I wasn’t hungry or unfit. I was tired. Every night I was constantly kept awake by noises or discomforts. I was a parent of this newborn trail, and it was messing me up bigtime. I had been overeating to compensate for my low energy when I should just have been sleeping more. Now I sat quietly pondering this new realisation while Toby took a dip in the hot springs (I was too freaked out by the amoeba warning sign, my brain was fried enough already without microorganisms invading it). What could I do? Sleep longer in the mornings, I guess. Nap during lunch. But other than that… there was nothing to do but get on with it. But precious sleep! Never before had I realised what a precrious commodity sleep was, neither the body nor the mined can repair themselves without it. Every hill now felt like an insurmountable Everest, my feet felt like lead and my head was filled with cotton. We’d been on the trail now for almost a month. My clothes stank no matter what, energy bars were slowly losing their appeal, and my feet were slowly growing wider under the packweight.

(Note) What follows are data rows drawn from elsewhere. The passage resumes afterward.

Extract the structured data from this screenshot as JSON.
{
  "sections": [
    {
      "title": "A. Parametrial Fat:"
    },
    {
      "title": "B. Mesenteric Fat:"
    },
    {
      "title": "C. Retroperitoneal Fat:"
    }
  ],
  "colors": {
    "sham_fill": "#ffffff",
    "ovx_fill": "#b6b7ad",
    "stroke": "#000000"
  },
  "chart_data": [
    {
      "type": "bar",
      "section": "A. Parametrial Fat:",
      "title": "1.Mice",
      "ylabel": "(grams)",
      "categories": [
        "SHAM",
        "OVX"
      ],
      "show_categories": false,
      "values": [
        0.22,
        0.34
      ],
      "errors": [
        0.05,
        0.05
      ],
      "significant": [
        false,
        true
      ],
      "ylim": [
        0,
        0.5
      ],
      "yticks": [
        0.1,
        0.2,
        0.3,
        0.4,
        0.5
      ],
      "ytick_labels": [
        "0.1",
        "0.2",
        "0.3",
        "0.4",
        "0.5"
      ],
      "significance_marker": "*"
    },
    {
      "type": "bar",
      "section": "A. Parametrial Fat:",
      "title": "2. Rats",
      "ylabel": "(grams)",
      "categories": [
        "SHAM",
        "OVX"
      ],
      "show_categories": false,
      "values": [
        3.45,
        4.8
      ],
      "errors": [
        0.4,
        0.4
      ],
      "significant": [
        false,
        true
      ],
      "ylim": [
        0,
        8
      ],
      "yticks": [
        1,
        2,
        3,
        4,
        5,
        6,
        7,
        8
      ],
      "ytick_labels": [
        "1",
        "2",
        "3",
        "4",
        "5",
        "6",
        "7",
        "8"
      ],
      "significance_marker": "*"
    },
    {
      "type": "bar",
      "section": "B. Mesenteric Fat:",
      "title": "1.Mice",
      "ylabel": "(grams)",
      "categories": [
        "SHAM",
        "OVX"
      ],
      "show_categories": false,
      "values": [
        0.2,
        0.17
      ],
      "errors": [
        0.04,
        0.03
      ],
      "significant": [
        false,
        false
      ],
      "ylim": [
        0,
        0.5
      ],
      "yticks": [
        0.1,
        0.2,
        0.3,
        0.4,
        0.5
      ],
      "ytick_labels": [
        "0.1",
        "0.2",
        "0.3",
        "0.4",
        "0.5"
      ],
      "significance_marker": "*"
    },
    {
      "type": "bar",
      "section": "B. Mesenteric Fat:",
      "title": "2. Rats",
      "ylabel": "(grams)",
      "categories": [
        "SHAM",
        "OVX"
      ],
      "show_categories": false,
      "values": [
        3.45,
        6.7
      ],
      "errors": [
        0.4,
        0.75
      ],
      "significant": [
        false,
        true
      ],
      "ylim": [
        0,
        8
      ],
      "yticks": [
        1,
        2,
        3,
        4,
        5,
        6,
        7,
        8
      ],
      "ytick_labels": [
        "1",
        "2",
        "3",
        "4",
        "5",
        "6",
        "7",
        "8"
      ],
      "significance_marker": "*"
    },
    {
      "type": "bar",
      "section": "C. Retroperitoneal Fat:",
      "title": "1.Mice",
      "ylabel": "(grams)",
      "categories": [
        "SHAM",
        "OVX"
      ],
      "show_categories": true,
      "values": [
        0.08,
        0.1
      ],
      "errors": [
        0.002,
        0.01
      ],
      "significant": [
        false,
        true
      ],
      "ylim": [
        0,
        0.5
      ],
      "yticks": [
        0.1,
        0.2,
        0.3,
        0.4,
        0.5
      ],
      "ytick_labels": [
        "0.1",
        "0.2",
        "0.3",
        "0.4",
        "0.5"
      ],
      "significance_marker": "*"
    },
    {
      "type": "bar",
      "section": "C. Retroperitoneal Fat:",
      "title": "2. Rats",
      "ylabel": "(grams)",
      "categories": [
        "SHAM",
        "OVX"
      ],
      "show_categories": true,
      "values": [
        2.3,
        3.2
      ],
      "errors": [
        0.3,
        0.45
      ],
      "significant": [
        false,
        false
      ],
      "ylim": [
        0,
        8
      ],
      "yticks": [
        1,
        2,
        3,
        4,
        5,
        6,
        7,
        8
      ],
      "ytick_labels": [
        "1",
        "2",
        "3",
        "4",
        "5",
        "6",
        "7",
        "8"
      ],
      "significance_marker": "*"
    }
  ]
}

Around lunchtime (even though we’d technically had our lunch already in the spacious Hurunui No 3 Hut), after crossing an iconic slackline bridge, the trail crept upwards through golden beech forest alongside Hurunui River. We took off our packs and sank into the shallow pools in silence. I washed all my clothes and laid them out to dry in the sun. Ate the remaining chunks of Whittaker chocolate. Sat on a white stone in the pale sunlight, hugging my chunky legs and looked north towards where we’d come from. Today my legs had carried me 500 km from Ship Cove. 504 to be exact. I thought back to the Richmond Ranges and Nelson Lakes, spectacular vistas and cozy evenings with Team Swiss and freeze dried Coq au vin. For an hour we sat pondering, Toby offering massaged to lift my spirits. This stretch just wasn’t for me. To this day I don’t quite know what it was about this week, but the colour just seemed drained from the landscape somehow. Nature that should have been beautiful seemed lacklustre. Adventurous scrambles were just annoying. Even the sun seemed to shine with less gusto.

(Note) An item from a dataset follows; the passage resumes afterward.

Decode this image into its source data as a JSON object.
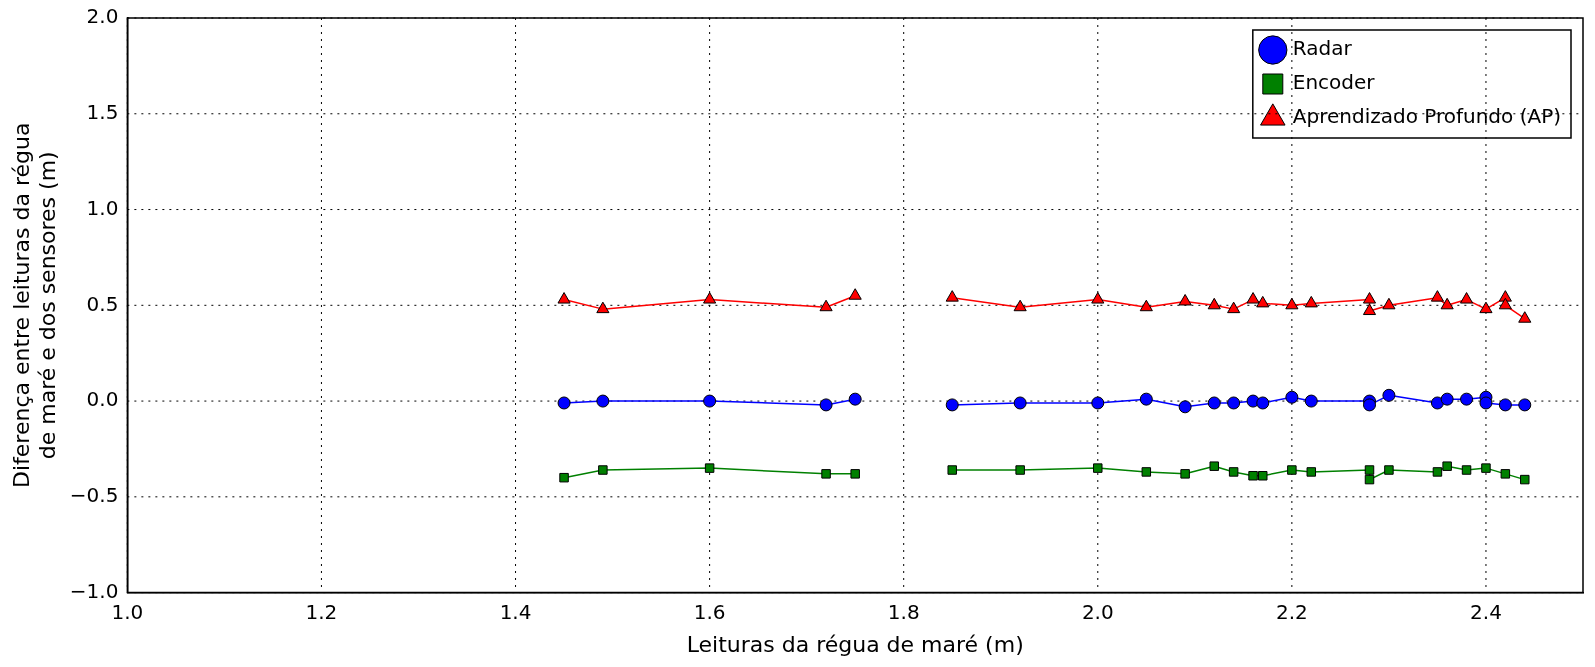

We crawled up an overgrown trail towards Harper Pass, the only real point of altitude on the whole stretch. White rocks lay strewn in the river, you could easily forego an ankle here - thank goodness for trekking poles. Harper Pass itself was underwhelming, covered in scrub below the treeline. I peed in the bushes and we marched on. The way down was a hot mess of trickling water and mud, loose rocks and an incredibly steep path. It was so humid inside the forest that we were dripping.

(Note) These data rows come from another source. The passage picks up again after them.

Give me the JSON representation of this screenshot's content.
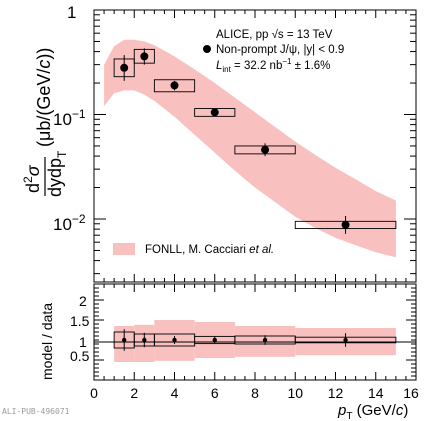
{
  "chart_data": [
    {
      "type": "scatter",
      "panel": "top",
      "xlabel": "p_T (GeV/c)",
      "ylabel": "d²σ/dy dp_T (μb/(GeV/c))",
      "ylabel_parts": {
        "num": "d",
        "num_sup": "2",
        "num_rest": "σ",
        "den": "dydp",
        "den_sub": "T",
        "unit": "(μb/(GeV/",
        "unit_c": "c",
        "unit_end": "))"
      },
      "xlim": [
        0,
        16
      ],
      "ylim": [
        0.004,
        1
      ],
      "yscale": "log",
      "y_ticks": [
        {
          "value": 0.01,
          "base": "10",
          "exp": "−2"
        },
        {
          "value": 0.1,
          "base": "10",
          "exp": "−1"
        },
        {
          "value": 1,
          "base": "1",
          "exp": ""
        }
      ],
      "annotations": {
        "line1": "ALICE, pp √s = 13 TeV",
        "line2": "Non-prompt J/ψ, |y| < 0.9",
        "line3_L": "L",
        "line3_sub": "int",
        "line3_val": " = 32.2 nb",
        "line3_sup": "−1",
        "line3_end": " ± 1.6%"
      },
      "legend": {
        "label": "FONLL, M. Cacciari ",
        "label_italic": "et al.",
        "position": "bottom-left",
        "color": "#f9c0c0"
      },
      "series": [
        {
          "name": "Non-prompt J/ψ, |y| < 0.9",
          "points": [
            {
              "x": 1.5,
              "xlow": 1,
              "xhigh": 2,
              "y": 0.28,
              "ystat_lo": 0.21,
              "ystat_hi": 0.37,
              "ysys_lo": 0.23,
              "ysys_hi": 0.34
            },
            {
              "x": 2.5,
              "xlow": 2,
              "xhigh": 3,
              "y": 0.36,
              "ystat_lo": 0.3,
              "ystat_hi": 0.43,
              "ysys_lo": 0.31,
              "ysys_hi": 0.42
            },
            {
              "x": 4,
              "xlow": 3,
              "xhigh": 5,
              "y": 0.19,
              "ystat_lo": 0.17,
              "ystat_hi": 0.21,
              "ysys_lo": 0.165,
              "ysys_hi": 0.215
            },
            {
              "x": 6,
              "xlow": 5,
              "xhigh": 7,
              "y": 0.105,
              "ystat_lo": 0.097,
              "ystat_hi": 0.113,
              "ysys_lo": 0.096,
              "ysys_hi": 0.114
            },
            {
              "x": 8.5,
              "xlow": 7,
              "xhigh": 10,
              "y": 0.046,
              "ystat_lo": 0.04,
              "ystat_hi": 0.053,
              "ysys_lo": 0.042,
              "ysys_hi": 0.05
            },
            {
              "x": 12.5,
              "xlow": 10,
              "xhigh": 15,
              "y": 0.0088,
              "ystat_lo": 0.0072,
              "ystat_hi": 0.0107,
              "ysys_lo": 0.0081,
              "ysys_hi": 0.0095
            }
          ]
        }
      ],
      "band": {
        "name": "FONLL, M. Cacciari et al.",
        "color": "#f9c0c0",
        "x": [
          0.5,
          1.0,
          1.5,
          2.0,
          2.5,
          3.0,
          4.0,
          5.0,
          6.0,
          7.0,
          8.0,
          9.0,
          10.0,
          11.0,
          12.0,
          13.0,
          14.0,
          15.0
        ],
        "low": [
          0.12,
          0.16,
          0.17,
          0.17,
          0.155,
          0.135,
          0.095,
          0.064,
          0.043,
          0.029,
          0.02,
          0.0145,
          0.0105,
          0.0082,
          0.0066,
          0.0056,
          0.0048,
          0.0043
        ],
        "high": [
          0.3,
          0.45,
          0.52,
          0.52,
          0.5,
          0.46,
          0.36,
          0.27,
          0.2,
          0.145,
          0.105,
          0.076,
          0.055,
          0.041,
          0.031,
          0.024,
          0.0185,
          0.015
        ]
      }
    },
    {
      "type": "scatter",
      "panel": "bottom",
      "xlabel": "p_T (GeV/c)",
      "xlabel_parts": {
        "p": "p",
        "sub": "T",
        "unit": " (GeV/",
        "c": "c",
        "end": ")"
      },
      "ylabel": "model / data",
      "xlim": [
        0,
        16
      ],
      "ylim": [
        0,
        2.4
      ],
      "x_ticks": [
        "0",
        "2",
        "4",
        "6",
        "8",
        "10",
        "12",
        "14",
        "16"
      ],
      "y_ticks": [
        "0.5",
        "1",
        "1.5",
        "2"
      ],
      "series": [
        {
          "name": "ratio",
          "points": [
            {
              "x": 1.5,
              "xlow": 1,
              "xhigh": 2,
              "y": 1.0,
              "ystat": 0.27,
              "ysys": 0.2,
              "band_lo": 0.45,
              "band_hi": 1.35
            },
            {
              "x": 2.5,
              "xlow": 2,
              "xhigh": 3,
              "y": 1.0,
              "ystat": 0.18,
              "ysys": 0.15,
              "band_lo": 0.45,
              "band_hi": 1.38
            },
            {
              "x": 4,
              "xlow": 3,
              "xhigh": 5,
              "y": 1.0,
              "ystat": 0.1,
              "ysys": 0.15,
              "band_lo": 0.48,
              "band_hi": 1.5
            },
            {
              "x": 6,
              "xlow": 5,
              "xhigh": 7,
              "y": 1.0,
              "ystat": 0.08,
              "ysys": 0.09,
              "band_lo": 0.55,
              "band_hi": 1.45
            },
            {
              "x": 8.5,
              "xlow": 7,
              "xhigh": 10,
              "y": 1.0,
              "ystat": 0.12,
              "ysys": 0.1,
              "band_lo": 0.58,
              "band_hi": 1.35
            },
            {
              "x": 12.5,
              "xlow": 10,
              "xhigh": 15,
              "y": 1.0,
              "ystat": 0.17,
              "ysys": 0.07,
              "band_lo": 0.62,
              "band_hi": 1.3
            }
          ]
        }
      ]
    }
  ],
  "watermark": "ALI-PUB-496071"
}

Through a gap in the trees we could see miles ahead into the lush Harper Valley where we would camp for the night and follow the riverbed tomorrow. Once down at the valley floor, we had a near-death experience trying to slide down the dried-out banks of the now tiny river. Our camp for the day seemed to float just ahead for hours. Locke Stream Hut was pretty much what our navigation app described: in its original state. It was a huge red hut, but built with a corrugated iron roof and the floors were cracking. Sandflies were swarming inside, the heat was stifling, and we quickly escaped to the grassy banks of the river. We couldn’t be bothered to make dinner or set up two tents, so we both squeezed into Toby’s tarptent for what would become a very moist night. Don’t camp next to rivers, duly noted.